On the other hand, it shows Waukegan Rd through Glenview in the middle category “caution advised”. Given that practically nothing in Cook County is rated as “most suitable for biking”, this is close to an endorsement. But Waukegan is a terrible choice – in the bike/ped planning process currently under way in Glenview, not a single person has proposed Waukegan as a biking corridor now, or as a road which could be sufficiently improved to be a biking corridor.
Glenview Rd shows up as “white”. Taken literally, this would mean biking is. This is probably a typo.
The bike trails are not only indicated in a very wide line, but with the type of interrupted line that usually means “under construction”. As a result, it’s hard to see where the path actually connects with any precision. There’s a bike path shown beginning at the corner of Glenview Rd. and Milwaukee Avenue, heading southwest to Central. The map makes it appear this is parallel to Dearlove Rd. In reality, this path is a quarter mile farther north, on the other side of the railroad tracks, and is blocked off from Central Rd. by two large fences. The path just goes around some athletic fields.
Even the popular North Branch Trail is inaccurately shown running on the east side of Harms Rd, not the west side, and the “Y” intersection just south of Dundee Rd. is shown on the north side of Dundee Rd. At least two miles of the Skokie Valley Trail are shown on the wrong side of Skokie Highway. The Skokie Valley Trail is shown running all the way up to 176, when it ends a mile south at Laurel Avenue.
All streets in downtown Chicago are marked as “not recommended for bicycling”, even those with bike lanes such as Roosevelt, Clinton, Canal, and Wells.

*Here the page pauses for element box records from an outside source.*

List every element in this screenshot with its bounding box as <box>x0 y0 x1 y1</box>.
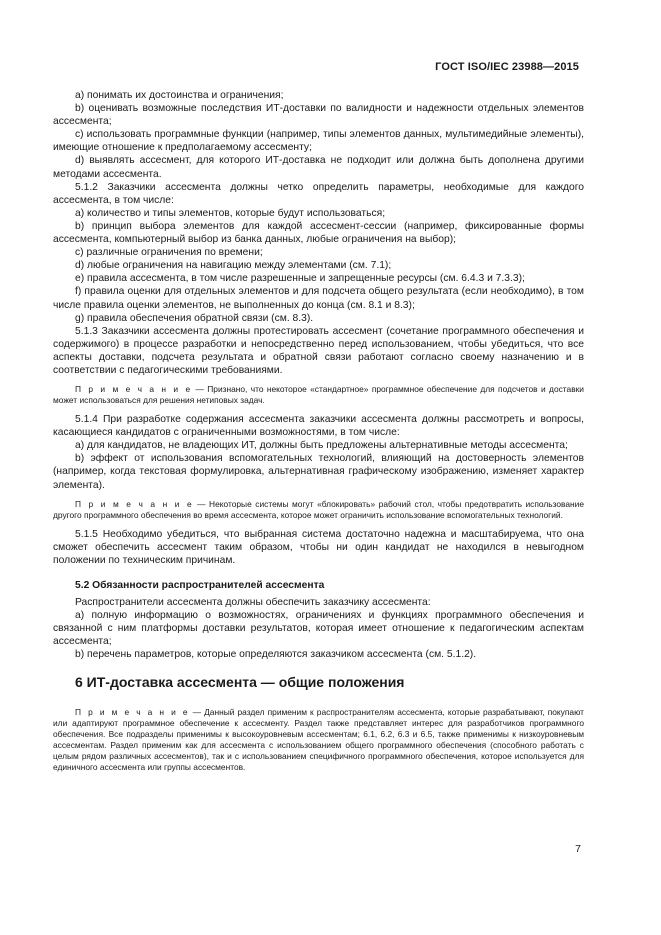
note-2-label: П р и м е ч а н и е <box>75 498 194 509</box>
note-1 <box>53 384 584 406</box>
clause-5-2-intro: Распространители ассесмента должны обеспечить заказчику ассесмента: <box>75 597 431 608</box>
page-content <box>53 89 584 773</box>
note-2-text: — Некоторые системы могут «блокировать» рабочий стол, чтобы предотвратить использование другого программного обеспечения во время ассесмента, которое может ограничить использование вспомогательных технологий. <box>53 498 584 520</box>
section-5-2-heading: 5.2 Обязанности распространителей ассесмента <box>75 579 325 591</box>
note-2 <box>53 499 584 521</box>
list-item-c-time-limits: c) различные ограничения по времени; <box>75 247 263 259</box>
list-item-d-navigation: d) любые ограничения на навигацию между элементами (см. 7.1); <box>75 260 392 272</box>
clause-5-1-4: 5.1.4 При разработке содержания ассесмента заказчики ассесмента должны рассмотреть и вопросы, касающиеся кандидатов с ограниченными возможностями, в том числе: <box>53 414 584 439</box>
list-item-f-scoring: f) правила оценки для отдельных элементов и для подсчета общего результата (если необходимо), в том числе правила оценки элементов, не выполненных до конца (см. 8.1 и 8.3); <box>53 286 584 311</box>
note-3-label: П р и м е ч а н и е <box>75 707 190 718</box>
list-item-b-evaluate: b) оценивать возможные последствия ИТ-доставки по валидности и надежности отдельных элементов ассесмента; <box>53 103 584 128</box>
note-1-label: П р и м е ч а н и е <box>75 384 193 395</box>
list-item-b-parameters: b) перечень параметров, которые определяются заказчиком ассесмента (см. 5.1.2). <box>75 649 477 661</box>
clause-5-1-3: 5.1.3 Заказчики ассесмента должны протестировать ассесмент (сочетание программного обеспечения и содержимого) в процессе разработки и непосредственно перед использованием, чтобы убедиться, что все аспекты доставки, подсчета результата и обратной связи работают согласно своему назначению и в соответствии с педагогическими требованиями. <box>53 325 584 376</box>
list-item-a-full-info: a) полную информацию о возможностях, ограничениях и функциях программного обеспечения и связанной с ним платформы доставки результатов, которая имеет отношение к педагогическим аспектам ассесмента; <box>53 610 584 648</box>
page-number: 7 <box>575 843 581 855</box>
standard-header: ГОСТ ISO/IEC 23988—2015 <box>435 61 579 73</box>
list-item-a-understand: a) понимать их достоинства и ограничения; <box>75 90 284 101</box>
list-item-e-rules: e) правила ассесмента, в том числе разрешенные и запрещенные ресурсы (см. 6.4.3 и 7.3.3); <box>75 273 525 285</box>
list-item-b-selection: b) принцип выбора элементов для каждой ассесмент-сессии (например, фиксированные формы ассесмента, компьютерный выбор из банка данных, любые ограничения на выбор); <box>53 220 584 246</box>
list-item-a-number-types: a) количество и типы элементов, которые будут использоваться; <box>75 207 386 219</box>
list-item-c-use-functions: c) использовать программные функции (например, типы элементов данных, мультимедийные элементы), имеющие отношение к предполагаемому ассесменту; <box>53 129 584 154</box>
list-item-g-feedback: g) правила обеспечения обратной связи (см. 8.3). <box>75 312 314 324</box>
note-3 <box>53 707 584 773</box>
list-item-d-identify: d) выявлять ассесмент, для которого ИТ-доставка не подходит или должна быть дополнена другими методами ассесмента. <box>53 155 584 180</box>
clause-5-1-5: 5.1.5 Необходимо убедиться, что выбранная система достаточно надежна и масштабируема, что она сможет обеспечить ассесмент таким образом, чтобы ни один кандидат не находился в невыгодном положении по техническим причинам. <box>53 528 584 566</box>
note-1-text: — Признано, что некоторое «стандартное» программное обеспечение для подсчетов и доставки может использоваться для решения нетиповых задач. <box>53 384 584 406</box>
note-3-text: — Данный раздел применим к распространителям ассесмента, которые разрабатывают, покупают или адаптируют программное обеспечение к ассесменту. Раздел также представляет интерес для разработчиков программного обеспечения. Все подразделы применимы к высокоуровневым ассесментам; 6.1, 6.2, 6.3 и 6.5, также применимы к низкоуровневым ассесментам. Раздел применим как для ассесмента с использованием общего программного обеспечения (способного работать с целым рядом различных ассесментов), так и с использованием специфичного программного обеспечения, которое используется для единичного ассесмента или группы ассесментов. <box>53 707 584 773</box>
list-item-a-alternatives: a) для кандидатов, не владеющих ИТ, должны быть предложены альтернативные методы ассесмента; <box>75 440 568 452</box>
clause-5-1-2: 5.1.2 Заказчики ассесмента должны четко определить параметры, необходимые для каждого ассесмента, в том числе: <box>53 181 584 206</box>
section-6-heading: 6 ИТ-доставка ассесмента — общие положения <box>75 674 405 691</box>
list-item-b-assistive: b) эффект от использования вспомогательных технологий, влияющий на достоверность элементов (например, когда текстовая формулировка, альтернативная графическому изображению, изменяет характер элемента). <box>53 453 584 491</box>
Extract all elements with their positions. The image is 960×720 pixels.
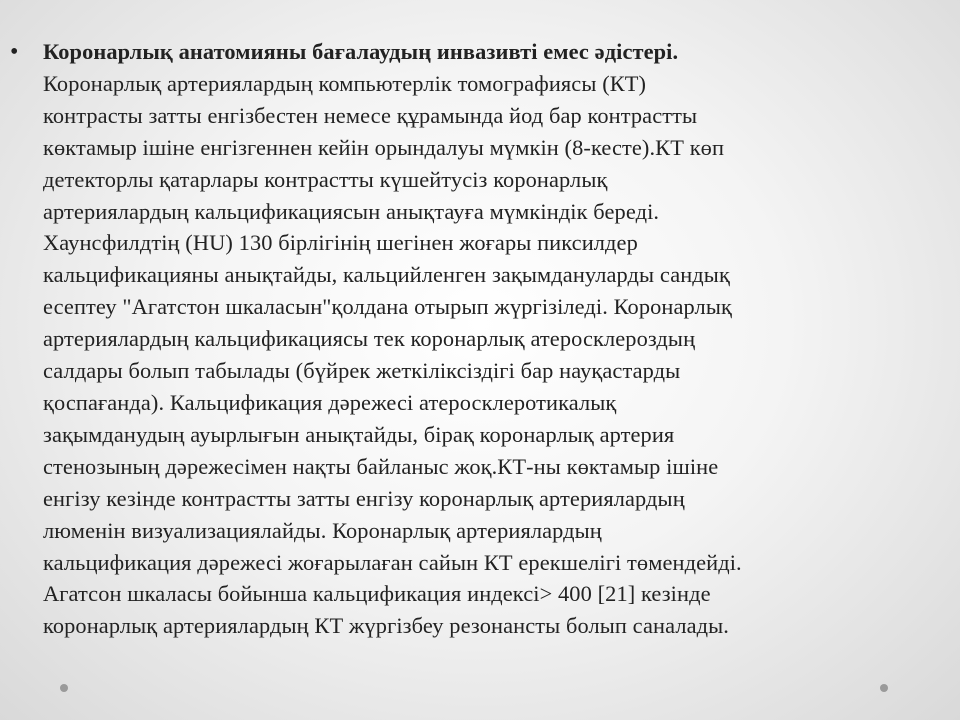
bullet-marker: • — [10, 39, 19, 65]
text-line: кальцификация дәрежесі жоғарылаған сайын КТ ерекшелігі төмендейді. — [43, 549, 742, 575]
text-line: есептеу "Агатстон шкаласын"қолдана отырып жүргізіледі. Коронарлық — [43, 294, 732, 320]
text-line: Агатсон шкаласы бойынша кальцификация индексі> 400 [21] кезінде — [43, 581, 711, 607]
paragraph-heading: Коронарлық анатомияны бағалаудың инвазивті емес әдістері. — [43, 39, 679, 64]
text-line: салдары болып табылады (бүйрек жеткіліксіздігі бар науқастарды — [43, 358, 681, 384]
text-line: артериялардың кальцификациясы тек коронарлық атеросклероздың — [43, 326, 696, 352]
text-line: көктамыр ішіне енгізгеннен кейін орындалуы мүмкін (8-кесте).КТ көп — [43, 134, 725, 160]
text-line: артериялардың кальцификациясын анықтауға мүмкіндік береді. — [43, 198, 660, 224]
decorative-dot-left — [60, 684, 68, 692]
paragraph-text — [43, 36, 940, 642]
text-line: Хаунсфилдтің (HU) 130 бірлігінің шегінен жоғары пиксилдер — [43, 230, 638, 256]
text-line: люменін визуализациялайды. Коронарлық артериялардың — [43, 517, 602, 543]
text-line: қоспағанда). Кальцификация дәрежесі атеросклеротикалық — [43, 389, 617, 415]
text-line: детекторлы қатарлары контрастты күшейтусіз коронарлық — [43, 166, 608, 192]
text-line: коронарлық артериялардың КТ жүргізбеу резонансты болып саналады. — [43, 613, 729, 639]
decorative-dot-right — [880, 684, 888, 692]
text-line: контрасты затты енгізбестен немесе құрамында йод бар контрастты — [43, 102, 698, 128]
text-line: зақымданудың ауырлығын анықтайды, бірақ коронарлық артерия — [43, 421, 675, 447]
text-line: кальцификацияны анықтайды, кальцийленген зақымдануларды сандық — [43, 262, 730, 288]
text-line: стенозының дәрежесімен нақты байланыс жоқ.КТ-ны көктамыр ішіне — [43, 453, 719, 479]
text-line: Коронарлық артериялардың компьютерлік томографиясы (КТ) — [43, 70, 647, 96]
text-line: енгізу кезінде контрастты затты енгізу коронарлық артериялардың — [43, 485, 685, 511]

The principal diagonals northwest from downtown – Elston and Milwaukee Avenues – are mostly marked as “not recommended for biking”, even though the map also correctly indicates that Elston has bike lanes along its entire length. The portions of Damen Avenue with bike lanes are similarly marked both as having a bike lane and as being “not recommended for biking”.
This listing of errors is not the result of painstaking research. I’m sure there are many more curiosities in the remainder of the map.
Overall, the impression given by this map is that there is almost no way to do any bicycling in the Chicago area.

Excusable?
When I made similar comments on the last edition, I found a few defenders who said that while the Chicago area map might have limitations, the maps were good for the other 8 regions in the state. Considering that two-thirds of the people in Illinois live in this region, that’s not much of an excuse.

Why?
Why would a cyclist want to carry this map? I have no idea. If you need a map, spend $7 on the CBF map.
As to why IDOT would prepare the map: there were some provisions in some of the federal funding requirements that initially led to the state bicycle maps. Some states (for example, Wisconsin) did an excellent job. Other states, such as Illinois, seem to have done it out of either obligation or a desire to convince cyclists that their only place is on bike paths through parks.